Brooklynites know Metropolitan Avenue as an east-west thoroughfare dividing the north and south sections of Williamsburg (though others consider Grand Street the true divider). It’s a street that holds some sentiment for me, as in 2010 lamppost maven Bob Mulero and I curated a NYC lamppost exhibition at the City Reliquary at 370 Metropolitan Avenue at Havemeyer Street.
I took advantage of a sunny weekend day to march the entire 13 miles (or so my iPhone indicated) of Metropolitan Avenue from the East River waterfront all the way to Jamaica, where Metropolitan peters out at the Van Wyck Expressway and Jamaica Avenue. It’s a relatively easy walk, which took me about six hours since I was constantly stopping for photographs. If you want a real workout and you’re younger than I am, you could probably power-walk the whole length in less than five hours, especially if you have good luck catching green lights.
Metropolitan Avenue was laid out in the early 19th century as the Williamsburg and Jamaica Plank Road, and was tolled in various locations.

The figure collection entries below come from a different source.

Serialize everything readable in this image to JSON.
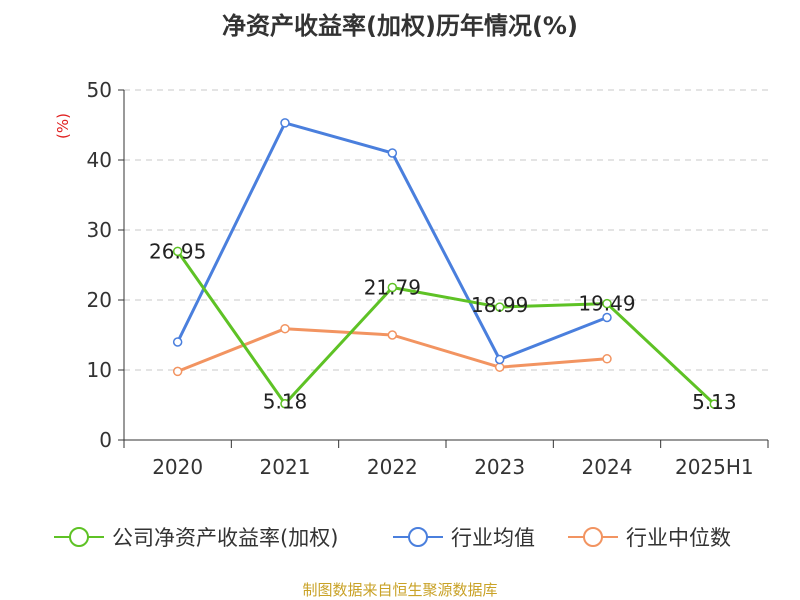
{
  "chart_data": {
    "type": "line",
    "title": "净资产收益率(加权)历年情况(%)",
    "ylabel": "(%)",
    "xlabel": "",
    "categories": [
      "2020",
      "2021",
      "2022",
      "2023",
      "2024",
      "2025H1"
    ],
    "ylim": [
      0,
      50
    ],
    "yticks": [
      0,
      10,
      20,
      30,
      40,
      50
    ],
    "grid": true,
    "legend_position": "bottom",
    "series": [
      {
        "name": "公司净资产收益率(加权)",
        "color": "#5ec225",
        "values": [
          26.95,
          5.18,
          21.79,
          18.99,
          19.49,
          5.13
        ],
        "show_labels": true
      },
      {
        "name": "行业均值",
        "color": "#4a7fdd",
        "values": [
          14.0,
          45.3,
          41.0,
          11.5,
          17.5,
          null
        ],
        "show_labels": false
      },
      {
        "name": "行业中位数",
        "color": "#f29461",
        "values": [
          9.8,
          15.9,
          15.0,
          10.4,
          11.6,
          null
        ],
        "show_labels": false
      }
    ]
  },
  "footer": {
    "source": "制图数据来自恒生聚源数据库"
  }
}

It was a farm-to-market road plied by farmers bringing wares to East River barges and then back east through fields and meadows to the town of Jamaica.

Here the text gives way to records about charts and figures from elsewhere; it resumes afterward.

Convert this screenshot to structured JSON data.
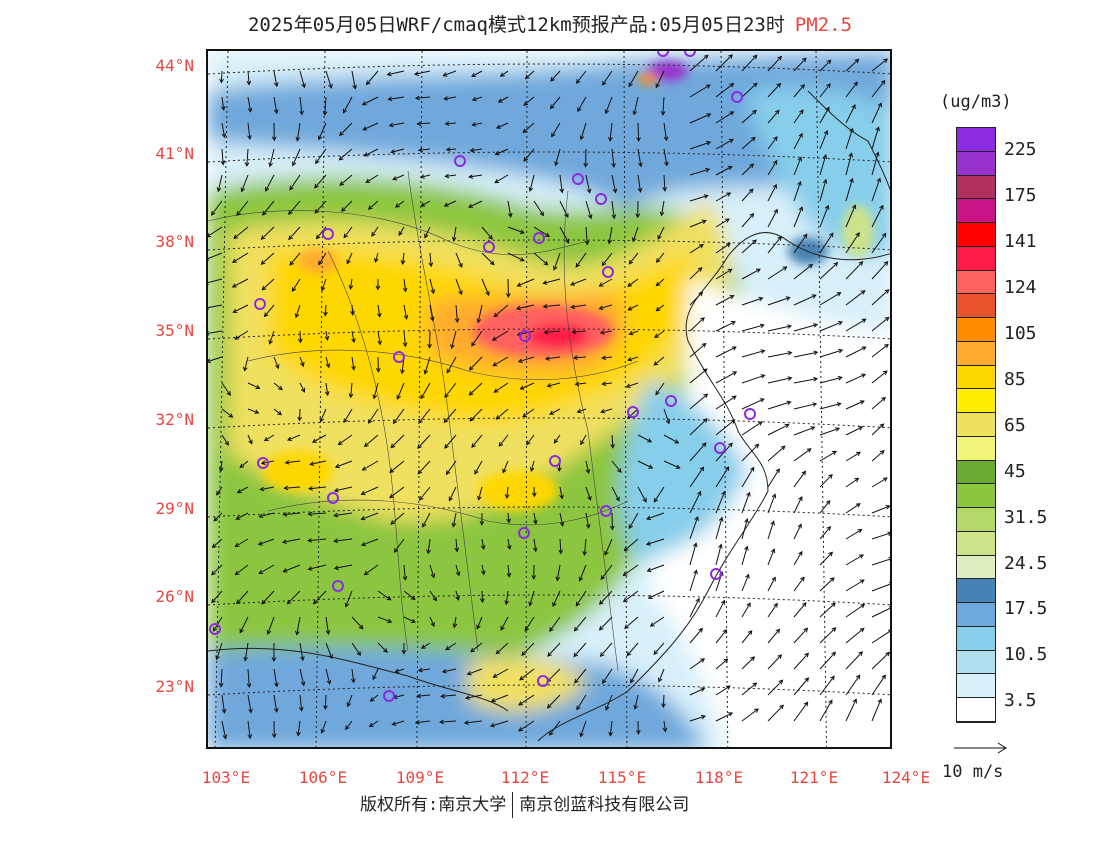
{
  "title": {
    "text": "2025年05月05日WRF/cmaq模式12km预报产品:05月05日23时",
    "species": "PM2.5"
  },
  "map": {
    "lat_labels": [
      "44°N",
      "41°N",
      "38°N",
      "35°N",
      "32°N",
      "29°N",
      "26°N",
      "23°N"
    ],
    "lon_labels": [
      "103°E",
      "106°E",
      "109°E",
      "112°E",
      "115°E",
      "118°E",
      "121°E",
      "124°E"
    ],
    "label_color": "#e8473f"
  },
  "legend": {
    "unit": "(ug/m3)",
    "colors": [
      "#8b2be2",
      "#9932cc",
      "#b03060",
      "#c71585",
      "#ff0000",
      "#ff1a4a",
      "#ff6060",
      "#e8532a",
      "#ff8c00",
      "#ffab2e",
      "#ffd700",
      "#ffee00",
      "#f0e060",
      "#f0f57a",
      "#6aaa30",
      "#8cc63f",
      "#b4d96a",
      "#cde38a",
      "#dfeec0",
      "#4682b4",
      "#6fa8dc",
      "#87ceeb",
      "#b0e0f0",
      "#d8f0fa",
      "#ffffff"
    ],
    "labels": [
      "225",
      "175",
      "141",
      "124",
      "105",
      "85",
      "65",
      "45",
      "31.5",
      "24.5",
      "17.5",
      "10.5",
      "3.5"
    ]
  },
  "wind_key": {
    "label": "10 m/s"
  },
  "footer": {
    "copyright": "版权所有:南京大学",
    "company": "南京创蓝科技有限公司"
  }
}
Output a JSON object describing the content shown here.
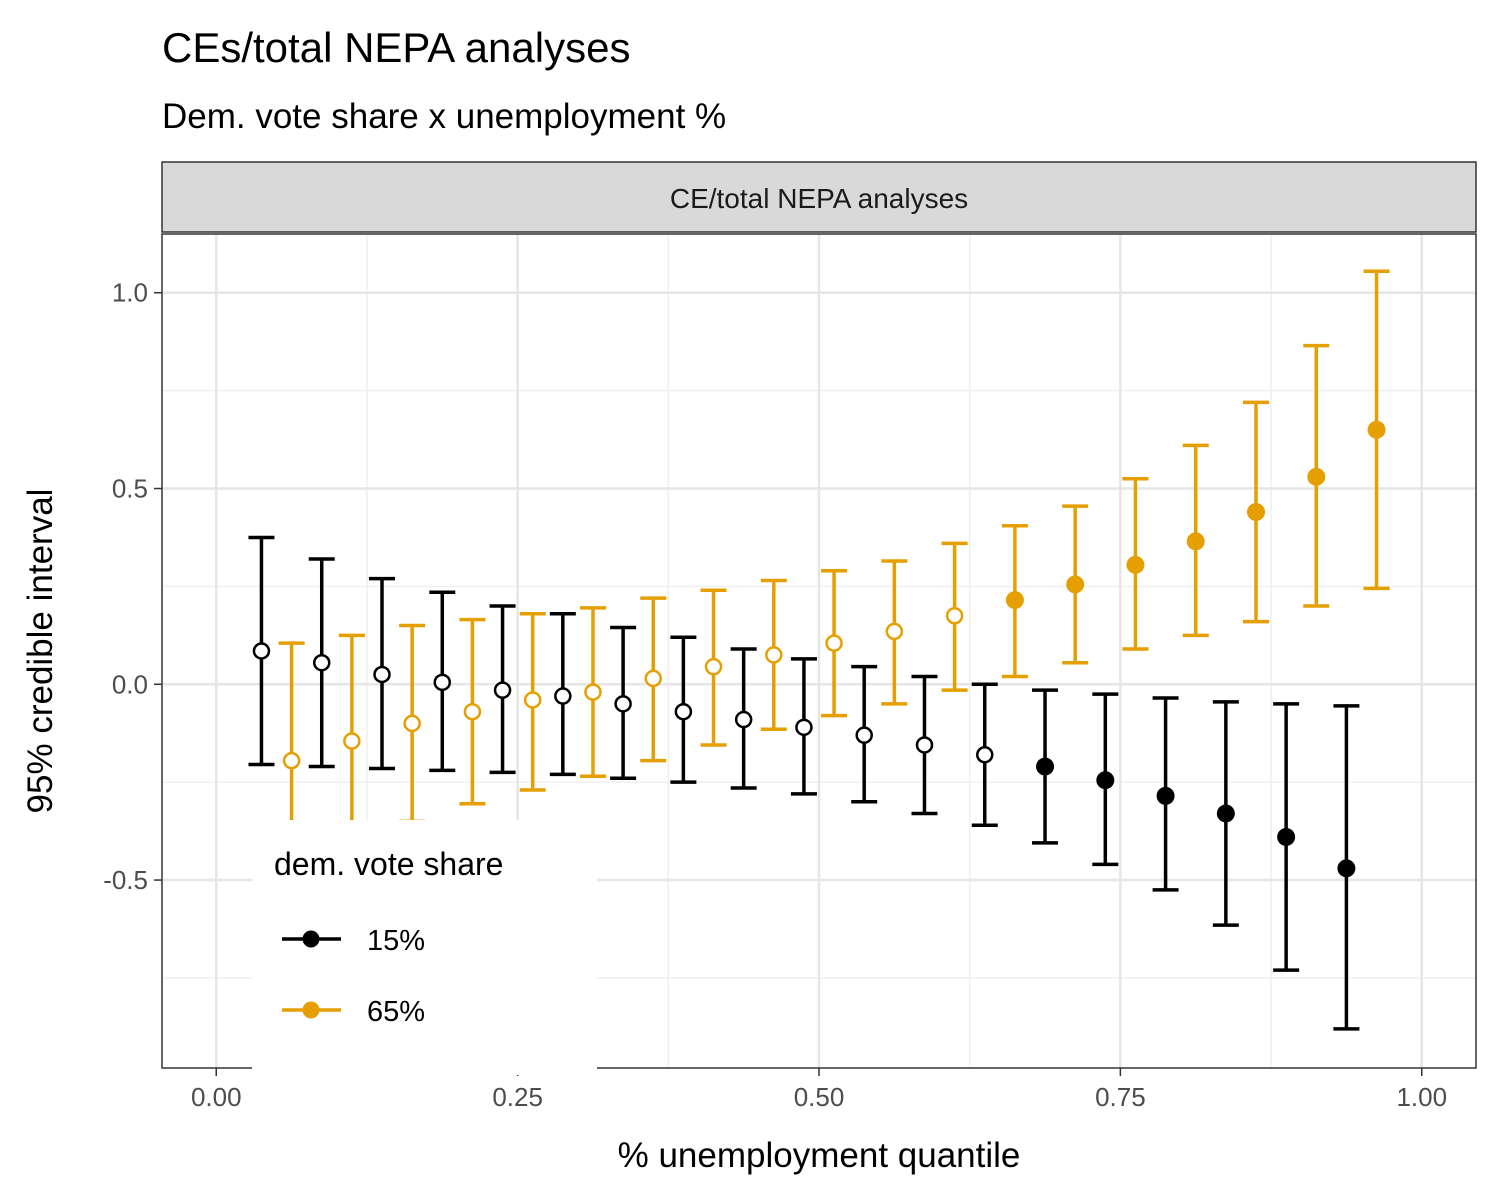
{
  "chart_data": {
    "type": "scatter",
    "title": "CEs/total NEPA analyses",
    "subtitle": "Dem. vote share x unemployment %",
    "facet_label": "CE/total NEPA analyses",
    "xlabel": "% unemployment quantile",
    "ylabel": "95% credible interval",
    "xlim": [
      -0.045,
      1.045
    ],
    "ylim": [
      -0.98,
      1.15
    ],
    "x_ticks": [
      0,
      0.25,
      0.5,
      0.75,
      1
    ],
    "x_tick_labels": [
      "0.00",
      "0.25",
      "0.50",
      "0.75",
      "1.00"
    ],
    "y_ticks": [
      -0.5,
      0,
      0.5,
      1
    ],
    "y_tick_labels": [
      "-0.5",
      "0.0",
      "0.5",
      "1.0"
    ],
    "grid": true,
    "legend": {
      "title": "dem. vote share",
      "placement": "bottom-left",
      "entries": [
        "15%",
        "65%"
      ]
    },
    "series": [
      {
        "name": "15%",
        "color": "#000000",
        "x": [
          0.0375,
          0.0875,
          0.1375,
          0.1875,
          0.2375,
          0.2875,
          0.3375,
          0.3875,
          0.4375,
          0.4875,
          0.5375,
          0.5875,
          0.6375,
          0.6875,
          0.7375,
          0.7875,
          0.8375,
          0.8875,
          0.9375
        ],
        "y": [
          0.085,
          0.055,
          0.025,
          0.005,
          -0.015,
          -0.03,
          -0.05,
          -0.07,
          -0.09,
          -0.11,
          -0.13,
          -0.155,
          -0.18,
          -0.21,
          -0.245,
          -0.285,
          -0.33,
          -0.39,
          -0.47
        ],
        "lower": [
          -0.205,
          -0.21,
          -0.215,
          -0.22,
          -0.225,
          -0.23,
          -0.24,
          -0.25,
          -0.265,
          -0.28,
          -0.3,
          -0.33,
          -0.36,
          -0.405,
          -0.46,
          -0.525,
          -0.615,
          -0.73,
          -0.88
        ],
        "upper": [
          0.375,
          0.32,
          0.27,
          0.235,
          0.2,
          0.18,
          0.145,
          0.12,
          0.09,
          0.065,
          0.045,
          0.02,
          0.0,
          -0.015,
          -0.025,
          -0.035,
          -0.045,
          -0.05,
          -0.055
        ],
        "significant": [
          false,
          false,
          false,
          false,
          false,
          false,
          false,
          false,
          false,
          false,
          false,
          false,
          false,
          true,
          true,
          true,
          true,
          true,
          true
        ]
      },
      {
        "name": "65%",
        "color": "#E69F00",
        "x": [
          0.0625,
          0.1125,
          0.1625,
          0.2125,
          0.2625,
          0.3125,
          0.3625,
          0.4125,
          0.4625,
          0.5125,
          0.5625,
          0.6125,
          0.6625,
          0.7125,
          0.7625,
          0.8125,
          0.8625,
          0.9125,
          0.9625
        ],
        "y": [
          -0.195,
          -0.145,
          -0.1,
          -0.07,
          -0.04,
          -0.02,
          0.015,
          0.045,
          0.075,
          0.105,
          0.135,
          0.175,
          0.215,
          0.255,
          0.305,
          0.365,
          0.44,
          0.53,
          0.65
        ],
        "lower": [
          -0.49,
          -0.42,
          -0.35,
          -0.305,
          -0.27,
          -0.235,
          -0.195,
          -0.155,
          -0.115,
          -0.08,
          -0.05,
          -0.015,
          0.02,
          0.055,
          0.09,
          0.125,
          0.16,
          0.2,
          0.245
        ],
        "upper": [
          0.105,
          0.125,
          0.15,
          0.165,
          0.18,
          0.195,
          0.22,
          0.24,
          0.265,
          0.29,
          0.315,
          0.36,
          0.405,
          0.455,
          0.525,
          0.61,
          0.72,
          0.865,
          1.055
        ],
        "significant": [
          false,
          false,
          false,
          false,
          false,
          false,
          false,
          false,
          false,
          false,
          false,
          false,
          true,
          true,
          true,
          true,
          true,
          true,
          true
        ]
      }
    ]
  }
}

The land was sparsely settled in the early days, and the plank road was intersected only by Fresh Pond Road, 80th Street and Woodhaven Boulevard, which were all differently named then. It ran through the lost communities of Winantville and Columbusville, as well as a locale whose name is still used today, Middle Village, so named for its central location between Williamsburg and Jamaica.